ConnorD said:
Exactly. This is really the question I am asking. Just why does everything move?
Imagine you've got a bucket of sand. You shake the bucket ... the sand particles get tossed around a little bit ... a second or two later, they are all at rest again.
What causes them to come to rest is the fact that collisions between sand particles are inelastic, which is to say that each time a pair of grains knock into each other, they lose some of their total kinetic energy. So, after a few dozen or so rapid collisions between each other, the sand particles have lost most of the kinetic energy you gave them by shaking the bucket.
Atoms and molecules are different from sand particles in that their collisions with each other are typically elastic, which means that they merely transfer kinetic energy from one to the other, keeping the total energy between them constant.
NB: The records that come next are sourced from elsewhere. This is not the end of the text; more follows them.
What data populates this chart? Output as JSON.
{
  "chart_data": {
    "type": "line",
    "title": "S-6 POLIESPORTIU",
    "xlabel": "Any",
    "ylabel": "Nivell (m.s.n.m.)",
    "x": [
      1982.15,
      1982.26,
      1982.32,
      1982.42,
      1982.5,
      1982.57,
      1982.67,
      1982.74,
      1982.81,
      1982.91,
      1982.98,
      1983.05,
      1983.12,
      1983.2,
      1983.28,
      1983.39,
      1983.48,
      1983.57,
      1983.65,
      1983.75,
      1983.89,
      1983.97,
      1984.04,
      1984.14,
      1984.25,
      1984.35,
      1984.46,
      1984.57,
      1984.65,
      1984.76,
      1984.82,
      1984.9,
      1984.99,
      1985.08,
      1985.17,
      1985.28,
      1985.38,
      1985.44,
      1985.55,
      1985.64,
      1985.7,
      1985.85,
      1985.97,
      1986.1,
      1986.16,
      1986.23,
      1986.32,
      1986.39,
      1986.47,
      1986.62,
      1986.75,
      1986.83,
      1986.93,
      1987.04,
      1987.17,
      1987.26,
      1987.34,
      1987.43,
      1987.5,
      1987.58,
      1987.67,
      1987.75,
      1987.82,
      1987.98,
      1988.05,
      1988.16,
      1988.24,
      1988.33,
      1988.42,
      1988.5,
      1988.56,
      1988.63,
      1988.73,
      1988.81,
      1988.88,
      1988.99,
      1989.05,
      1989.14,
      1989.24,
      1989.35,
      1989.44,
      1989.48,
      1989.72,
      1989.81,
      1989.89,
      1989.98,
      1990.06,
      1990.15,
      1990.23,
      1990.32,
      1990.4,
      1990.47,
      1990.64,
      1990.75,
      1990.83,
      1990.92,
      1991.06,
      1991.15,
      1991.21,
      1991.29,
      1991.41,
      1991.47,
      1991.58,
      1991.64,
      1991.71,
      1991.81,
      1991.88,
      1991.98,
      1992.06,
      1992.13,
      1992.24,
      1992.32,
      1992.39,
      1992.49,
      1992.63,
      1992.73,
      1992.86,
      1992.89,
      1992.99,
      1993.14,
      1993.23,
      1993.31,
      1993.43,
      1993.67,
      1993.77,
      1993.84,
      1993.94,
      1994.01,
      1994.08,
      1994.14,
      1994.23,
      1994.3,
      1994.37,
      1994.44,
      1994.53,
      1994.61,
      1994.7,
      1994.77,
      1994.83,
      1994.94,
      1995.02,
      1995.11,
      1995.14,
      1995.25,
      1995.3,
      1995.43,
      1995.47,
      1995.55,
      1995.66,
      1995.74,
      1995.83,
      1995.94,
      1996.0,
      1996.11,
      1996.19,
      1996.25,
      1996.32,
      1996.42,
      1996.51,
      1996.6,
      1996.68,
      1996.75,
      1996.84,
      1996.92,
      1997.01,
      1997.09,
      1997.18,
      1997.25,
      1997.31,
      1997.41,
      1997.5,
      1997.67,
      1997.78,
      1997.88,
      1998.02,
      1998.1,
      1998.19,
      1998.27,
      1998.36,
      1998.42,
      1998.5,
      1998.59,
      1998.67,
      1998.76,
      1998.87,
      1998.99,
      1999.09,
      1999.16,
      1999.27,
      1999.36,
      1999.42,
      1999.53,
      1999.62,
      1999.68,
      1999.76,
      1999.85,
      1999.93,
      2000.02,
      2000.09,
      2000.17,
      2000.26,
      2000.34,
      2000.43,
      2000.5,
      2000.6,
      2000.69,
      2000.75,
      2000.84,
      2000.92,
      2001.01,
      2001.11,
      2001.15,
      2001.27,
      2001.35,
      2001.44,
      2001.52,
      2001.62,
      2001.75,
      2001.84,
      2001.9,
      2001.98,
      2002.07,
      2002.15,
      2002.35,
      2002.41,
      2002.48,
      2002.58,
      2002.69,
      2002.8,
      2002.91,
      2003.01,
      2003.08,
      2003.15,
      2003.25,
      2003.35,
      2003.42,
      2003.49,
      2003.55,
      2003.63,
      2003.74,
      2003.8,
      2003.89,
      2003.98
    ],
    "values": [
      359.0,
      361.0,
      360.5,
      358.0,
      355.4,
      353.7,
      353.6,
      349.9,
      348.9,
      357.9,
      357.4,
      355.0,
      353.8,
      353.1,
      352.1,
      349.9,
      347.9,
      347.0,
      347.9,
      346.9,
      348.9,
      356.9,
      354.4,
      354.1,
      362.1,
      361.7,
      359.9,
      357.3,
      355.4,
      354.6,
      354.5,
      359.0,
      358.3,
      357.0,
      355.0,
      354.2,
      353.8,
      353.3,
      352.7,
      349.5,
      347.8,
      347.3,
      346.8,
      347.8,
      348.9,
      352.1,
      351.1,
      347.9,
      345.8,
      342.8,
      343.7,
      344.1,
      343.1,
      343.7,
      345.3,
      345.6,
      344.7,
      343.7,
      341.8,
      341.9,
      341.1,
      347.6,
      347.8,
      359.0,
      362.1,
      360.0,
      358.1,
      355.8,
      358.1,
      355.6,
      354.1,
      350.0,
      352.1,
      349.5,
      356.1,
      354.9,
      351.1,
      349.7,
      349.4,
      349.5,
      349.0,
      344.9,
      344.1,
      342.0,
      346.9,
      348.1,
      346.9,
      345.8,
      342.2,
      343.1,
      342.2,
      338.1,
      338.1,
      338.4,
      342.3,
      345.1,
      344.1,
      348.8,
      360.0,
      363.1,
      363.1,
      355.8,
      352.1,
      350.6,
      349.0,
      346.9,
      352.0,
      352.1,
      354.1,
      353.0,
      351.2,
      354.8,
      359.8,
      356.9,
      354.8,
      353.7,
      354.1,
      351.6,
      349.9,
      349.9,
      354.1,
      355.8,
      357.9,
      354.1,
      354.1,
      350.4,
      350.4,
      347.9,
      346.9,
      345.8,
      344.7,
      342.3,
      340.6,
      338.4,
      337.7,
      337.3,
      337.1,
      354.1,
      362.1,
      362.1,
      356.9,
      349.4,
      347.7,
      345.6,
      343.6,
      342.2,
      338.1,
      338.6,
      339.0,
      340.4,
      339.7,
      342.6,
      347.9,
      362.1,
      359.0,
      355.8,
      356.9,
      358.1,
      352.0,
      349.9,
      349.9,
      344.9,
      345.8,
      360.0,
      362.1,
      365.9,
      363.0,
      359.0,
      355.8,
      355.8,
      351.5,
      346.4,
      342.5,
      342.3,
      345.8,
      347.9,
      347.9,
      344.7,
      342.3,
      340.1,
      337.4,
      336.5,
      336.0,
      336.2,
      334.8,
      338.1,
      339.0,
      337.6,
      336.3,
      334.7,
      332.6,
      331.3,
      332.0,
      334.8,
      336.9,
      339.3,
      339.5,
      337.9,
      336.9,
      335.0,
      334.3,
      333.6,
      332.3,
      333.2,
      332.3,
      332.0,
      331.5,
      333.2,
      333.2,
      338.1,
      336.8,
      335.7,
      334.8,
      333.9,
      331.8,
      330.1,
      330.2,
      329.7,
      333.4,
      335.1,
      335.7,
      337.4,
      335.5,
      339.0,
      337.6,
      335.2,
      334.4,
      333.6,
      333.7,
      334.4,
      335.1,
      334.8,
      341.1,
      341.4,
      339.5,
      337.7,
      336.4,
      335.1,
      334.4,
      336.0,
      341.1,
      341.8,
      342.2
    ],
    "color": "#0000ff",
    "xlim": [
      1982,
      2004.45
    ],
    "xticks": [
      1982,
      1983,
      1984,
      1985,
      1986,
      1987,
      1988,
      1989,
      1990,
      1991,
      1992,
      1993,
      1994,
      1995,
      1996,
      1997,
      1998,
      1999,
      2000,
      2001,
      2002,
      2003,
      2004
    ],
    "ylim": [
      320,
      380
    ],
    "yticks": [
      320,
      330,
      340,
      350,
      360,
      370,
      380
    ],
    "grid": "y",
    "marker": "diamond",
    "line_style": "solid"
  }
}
So, even if you were able to somehow find a box of molecules, all more or less stationary, and gave it the slightest little disturbance, you would set all the molecules in motion ... forever! Sure, they'd keep banging into each other, changing speed and direction with each collision, but they won't really slow down - at least not if your box is built in a special way.
And even in a poorly built box, they will only slow down so much, till the point that the molecules on the outside of the box start transferring energy inwards by banging against the outside walls. The little bit of slowing down that happens in the box is not due to the elastic collisions between the free floating molecules inside, but rather due to the mildly inelastic collisions between the molecules inside the box and its walls.
To summarize, molecules keep moving today, because they were all set in motion "at the beginning", and they do a pretty good job of retaining their energies even after gazillions of collisions.